Max is now quite stable and his last cardiograms indicated that his heart was actually repairing itself to some extent!!!! 

Max is my love, my little prince, they figure he is about 12 or 13. 

It bothers me that both Max and Daisy got sick on different labour day weekends, and I find it a strange co-incidence that I found Max the first road trip in my monte, and sold the car the night after our first vet visit for Daisy's illness. Seems things came and went with that car. PHEW! Thank goodness I no longer have THAT car.  I really like the new one, it didn't have frost on the INSIDE when I went out to it this morning... that's a first in almost 8 years of car driving for me. HAHAHAHA.  


And as for blankets... I am going to have a hard time deciding which blankets to keep, obviouslly Max gets first choice of which one he wants. The other liners will all be incorperated into Annie's rotations... it's just the little blankets/sheets and the pillows I made that I am going to have issues parting with.. figure for now they will stay in Daisy's linen box.


----------



## Lilysmommy (Jan 7, 2009)

Oh Max...  He sounds like such a sweetheart, he definitely deserves some extra love and snuggles.
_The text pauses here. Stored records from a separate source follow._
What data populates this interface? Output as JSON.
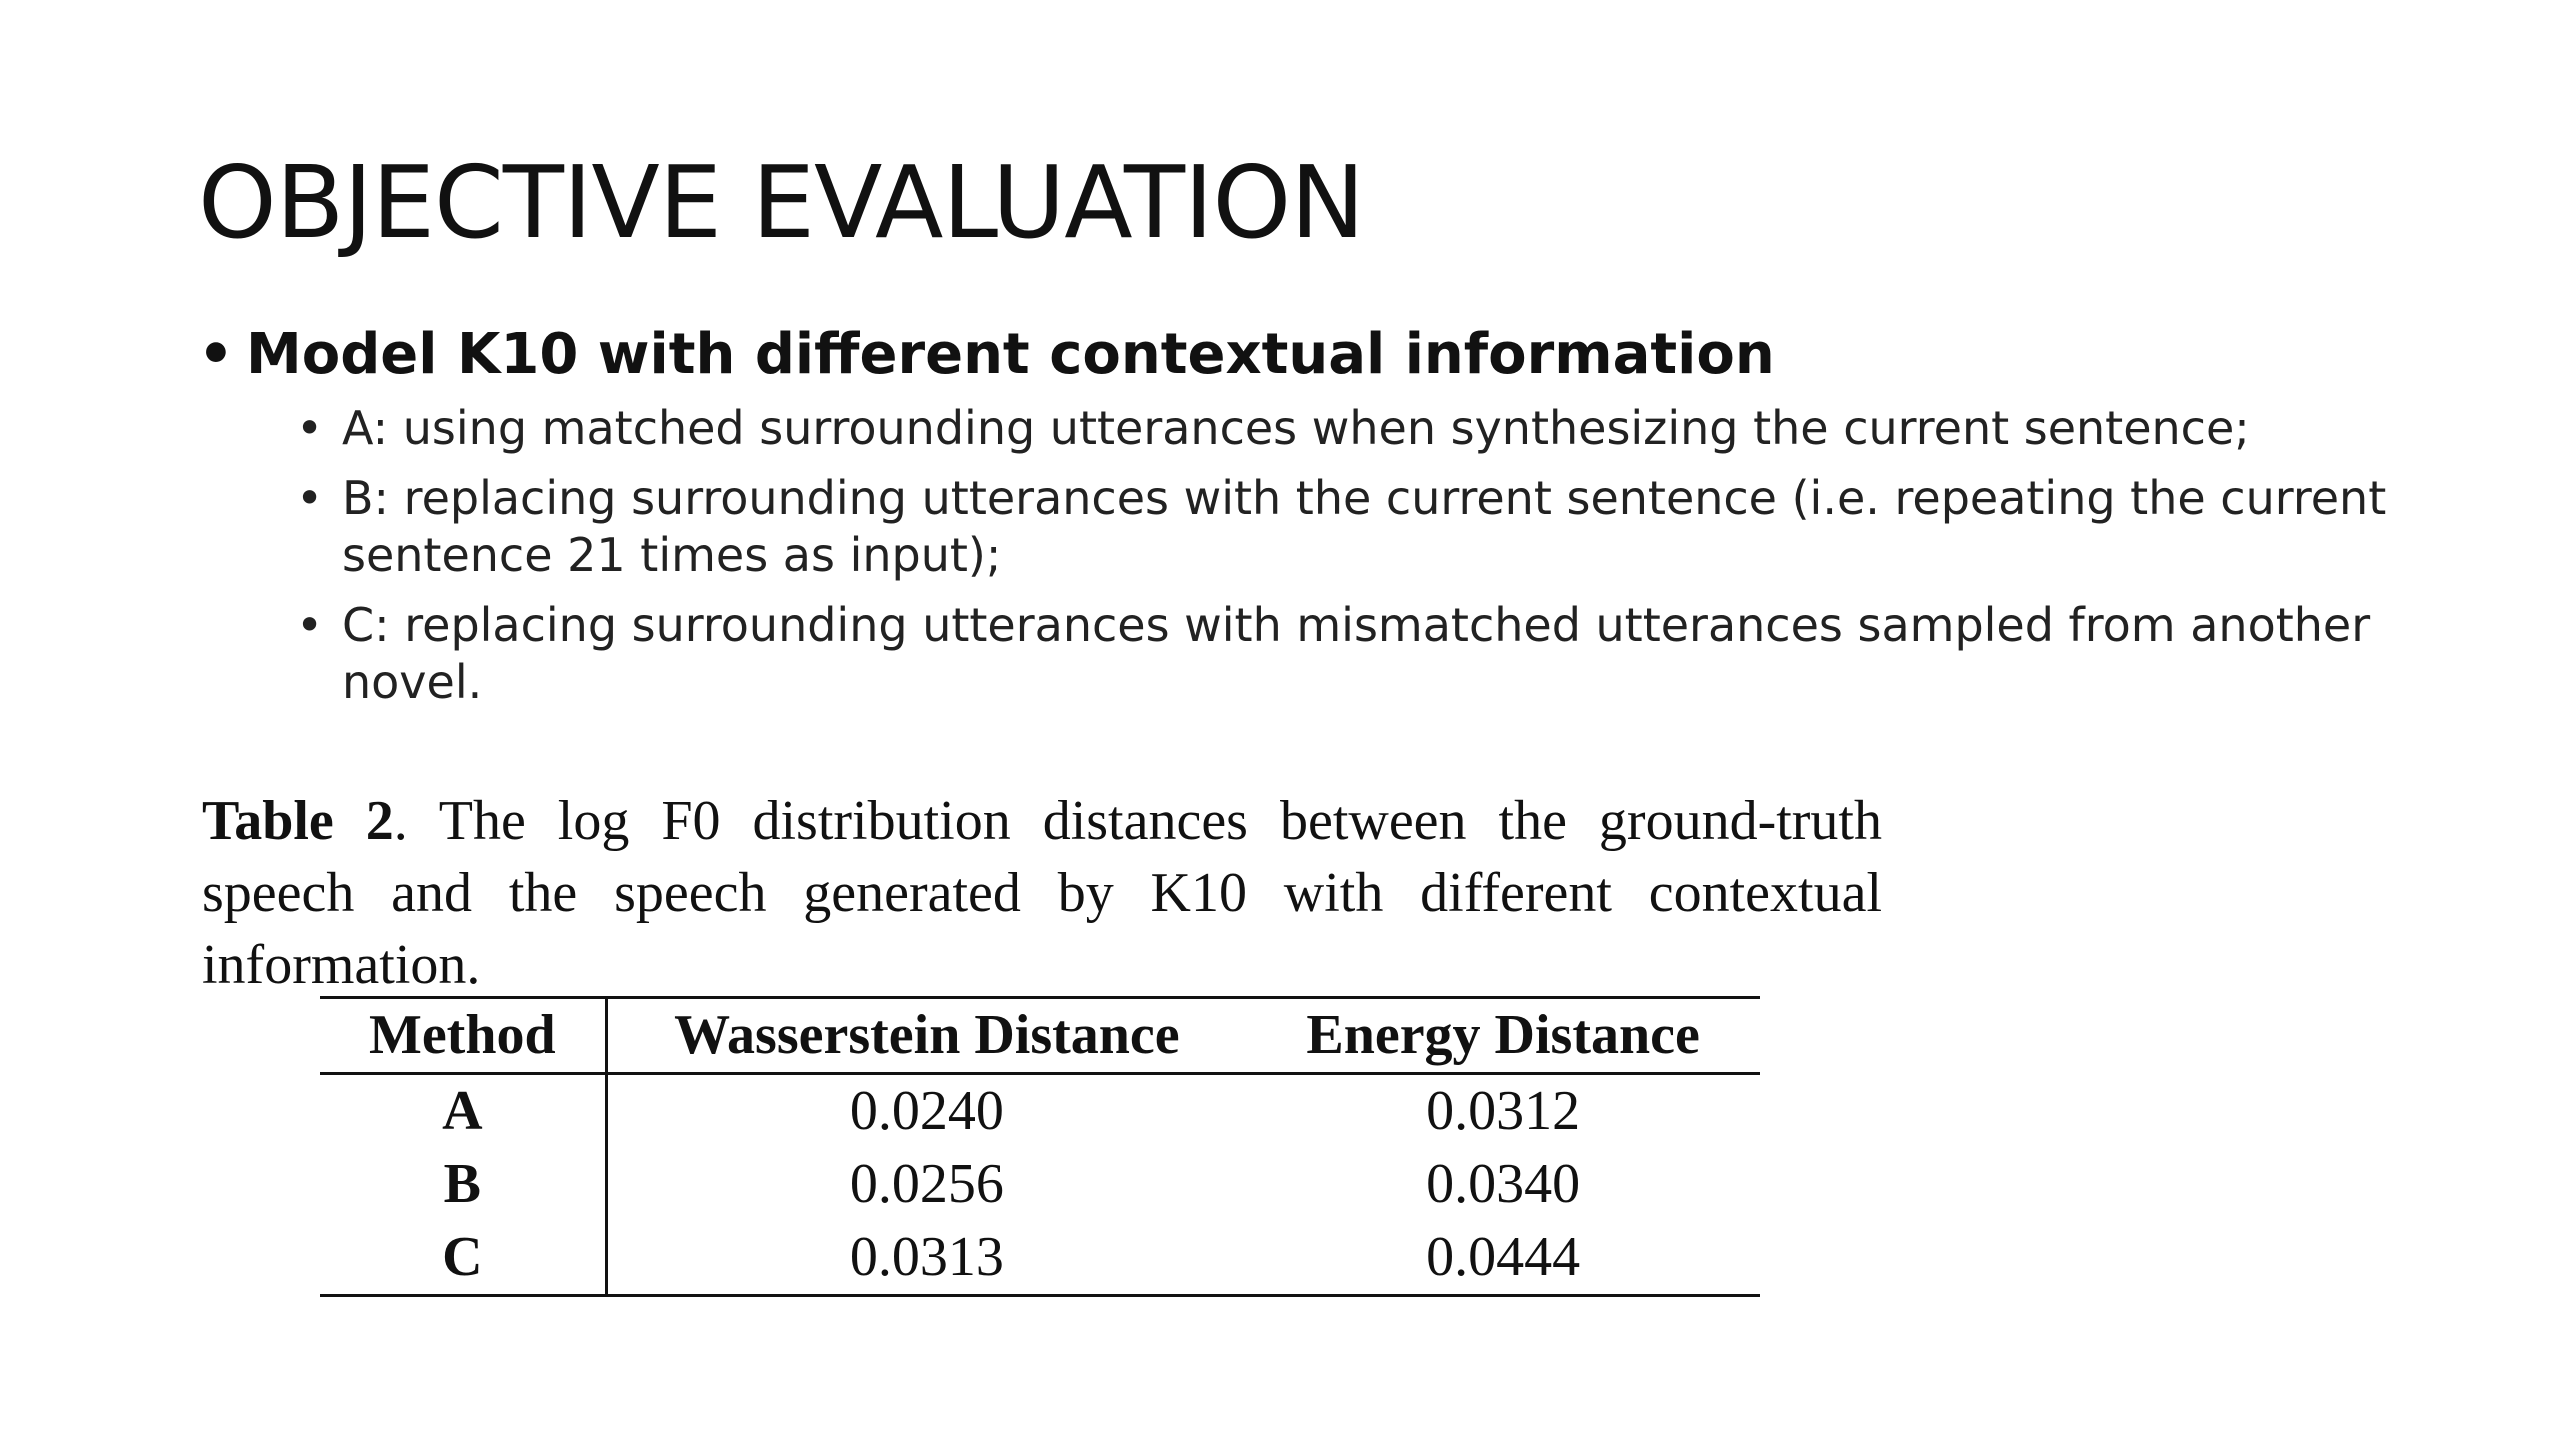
{
  "slide": {
    "title": "OBJECTIVE EVALUATION",
    "main_bullet": "Model K10 with different contextual information",
    "sub_bullets": [
      "A: using matched surrounding utterances when synthesizing the current sentence;",
      "B: replacing surrounding utterances with the current sentence (i.e. repeating the current sentence 21 times as input);",
      "C: replacing surrounding utterances with mismatched utterances sampled from another novel."
    ],
    "bullet_glyph": "•"
  },
  "table": {
    "caption_label": "Table 2",
    "caption_text": ". The log F0 distribution distances between the ground-truth speech and the speech generated by K10 with different contextual information.",
    "headers": [
      "Method",
      "Wasserstein Distance",
      "Energy Distance"
    ],
    "rows": [
      [
        "A",
        "0.0240",
        "0.0312"
      ],
      [
        "B",
        "0.0256",
        "0.0340"
      ],
      [
        "C",
        "0.0313",
        "0.0444"
      ]
    ]
  }
}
It's amazing how emotional animals truly are and how much we share with them in terms of feelings. Anyone who thinks animals are dumb and cannot feel have not truly spent any time with them. I'm glad Max gets to keep one of Daisy's blankets, and I hope you can all help each other heal together. <3


----------



## LarryT (May 12, 2009)

I don't know what to say, amazing  and yet so sad  at the same time. Keeping yall in my prayers.


----------



## Pickle (Sep 11, 2011)

Oi that brought more tears to my eyes. How heartbreakingly sweet.


----------



## 3dgsuperfan (Sep 12, 2011)

Oh here come the tears again!!!!! That is so sweet/sad..... You are such a wonderful "mom" to take such good care of them the way you do..... God bless you and your babies


----------



## shawnwk1 (Jul 8, 2011)

poor max. it's going to take him some time as well. my kitten moped around until he passed a week later (from leukemia and lymphoma) after his best buddy passed away (my last hedgie). and all of my animals kept going around the house looking for both of them after they were gone for like a month. i did let them see the bodies minutes after they passed and say their goodbyes to them too so i think that really helped them, but it was still hard on them. to this day i still can't say their names in the house or the other animals go into a depression (it's only been since may and june that they passed). 
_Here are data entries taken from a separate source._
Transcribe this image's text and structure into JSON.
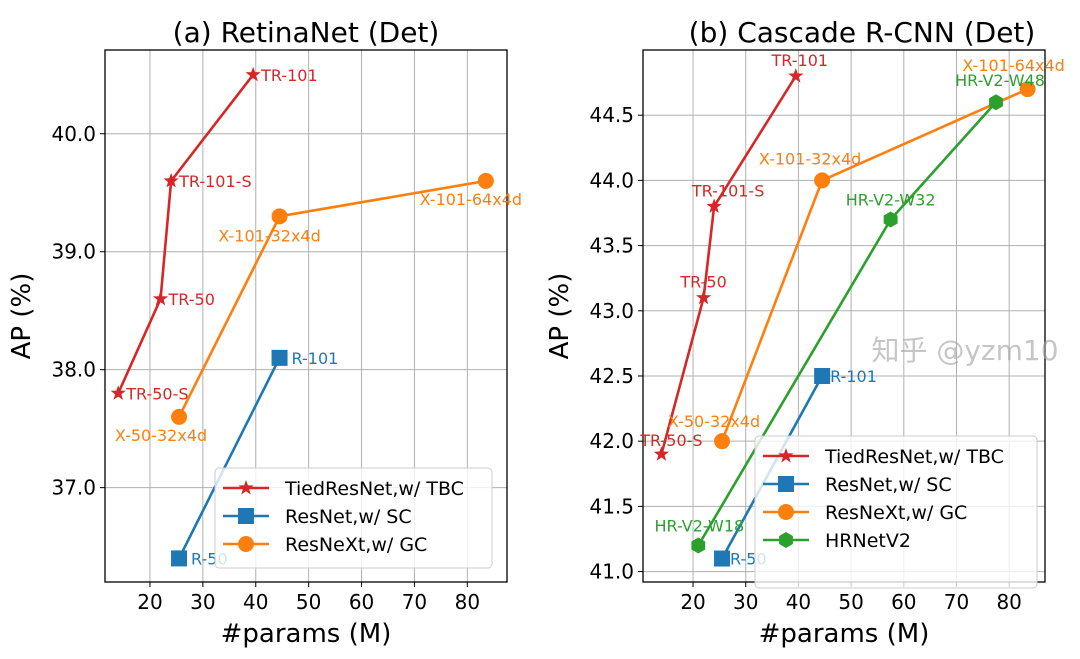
{
  "colors": {
    "TiedResNet": "#d62728",
    "ResNet": "#1f77b4",
    "ResNeXt": "#ff7f0e",
    "HRNetV2": "#2ca02c"
  },
  "watermark": "知乎 @yzm10",
  "chart_data": [
    {
      "type": "line",
      "title": "(a) RetinaNet (Det)",
      "xlabel": "#params (M)",
      "ylabel": "AP (%)",
      "xlim": [
        11.5,
        87.5
      ],
      "ylim": [
        36.2,
        40.71
      ],
      "xticks": [
        20,
        30,
        40,
        50,
        60,
        70,
        80
      ],
      "yticks": [
        37.0,
        38.0,
        39.0,
        40.0
      ],
      "grid": true,
      "legend_position": "lower-right",
      "series": [
        {
          "name": "TiedResNet,w/ TBC",
          "color_key": "TiedResNet",
          "marker": "star",
          "points": [
            {
              "x": 14,
              "y": 37.8,
              "label": "TR-50-S"
            },
            {
              "x": 22,
              "y": 38.6,
              "label": "TR-50"
            },
            {
              "x": 24,
              "y": 39.6,
              "label": "TR-101-S"
            },
            {
              "x": 39.5,
              "y": 40.5,
              "label": "TR-101"
            }
          ]
        },
        {
          "name": "ResNet,w/ SC",
          "color_key": "ResNet",
          "marker": "square",
          "points": [
            {
              "x": 25.5,
              "y": 36.4,
              "label": "R-50"
            },
            {
              "x": 44.5,
              "y": 38.1,
              "label": "R-101"
            }
          ]
        },
        {
          "name": "ResNeXt,w/ GC",
          "color_key": "ResNeXt",
          "marker": "circle",
          "points": [
            {
              "x": 25.5,
              "y": 37.6,
              "label": "X-50-32x4d"
            },
            {
              "x": 44.5,
              "y": 39.3,
              "label": "X-101-32x4d"
            },
            {
              "x": 83.5,
              "y": 39.6,
              "label": "X-101-64x4d"
            }
          ]
        }
      ]
    },
    {
      "type": "line",
      "title": "(b) Cascade R-CNN (Det)",
      "xlabel": "#params (M)",
      "ylabel": "AP (%)",
      "xlim": [
        10.5,
        86.8
      ],
      "ylim": [
        40.92,
        45.0
      ],
      "xticks": [
        20,
        30,
        40,
        50,
        60,
        70,
        80
      ],
      "yticks": [
        41.0,
        41.5,
        42.0,
        42.5,
        43.0,
        43.5,
        44.0,
        44.5
      ],
      "grid": true,
      "legend_position": "lower-right",
      "series": [
        {
          "name": "TiedResNet,w/ TBC",
          "color_key": "TiedResNet",
          "marker": "star",
          "points": [
            {
              "x": 14,
              "y": 41.9,
              "label": "TR-50-S"
            },
            {
              "x": 22,
              "y": 43.1,
              "label": "TR-50"
            },
            {
              "x": 24,
              "y": 43.8,
              "label": "TR-101-S"
            },
            {
              "x": 39.5,
              "y": 44.8,
              "label": "TR-101"
            }
          ]
        },
        {
          "name": "ResNet,w/ SC",
          "color_key": "ResNet",
          "marker": "square",
          "points": [
            {
              "x": 25.5,
              "y": 41.1,
              "label": "R-50"
            },
            {
              "x": 44.5,
              "y": 42.5,
              "label": "R-101"
            }
          ]
        },
        {
          "name": "ResNeXt,w/ GC",
          "color_key": "ResNeXt",
          "marker": "circle",
          "points": [
            {
              "x": 25.5,
              "y": 42.0,
              "label": "X-50-32x4d"
            },
            {
              "x": 44.5,
              "y": 44.0,
              "label": "X-101-32x4d"
            },
            {
              "x": 83.5,
              "y": 44.7,
              "label": "X-101-64x4d"
            }
          ]
        },
        {
          "name": "HRNetV2",
          "color_key": "HRNetV2",
          "marker": "hexagon",
          "points": [
            {
              "x": 21,
              "y": 41.2,
              "label": "HR-V2-W18"
            },
            {
              "x": 57.5,
              "y": 43.7,
              "label": "HR-V2-W32"
            },
            {
              "x": 77.5,
              "y": 44.6,
              "label": "HR-V2-W48"
            }
          ]
        }
      ]
    }
  ]
}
give him some time and lots of love and just keep talking to him and letting him know that his friend is okay and he will see her again soon. i know it sounds lame, but i think it's important that they too understand what's going on and know that their buddies are okay even though they aren't with us anymore.


----------



## shawnwk1 (Jul 8, 2011)

oh and max is beautiful btw


----------



## hanhan27 (May 12, 2011)

What a beautiful story. It really is amazing how animals can surprise us with the extent of their emotions. It's hard enough to go through losing a cherished family member, but seeing others that we care about suffer emotionally makes it even worse. Hopefully you will be able to help each other heal. 

By the way, Max sounds like a wonderful cat. He is so handsome and sounds like such a sensitive sweety pie. If only he were a man!


----------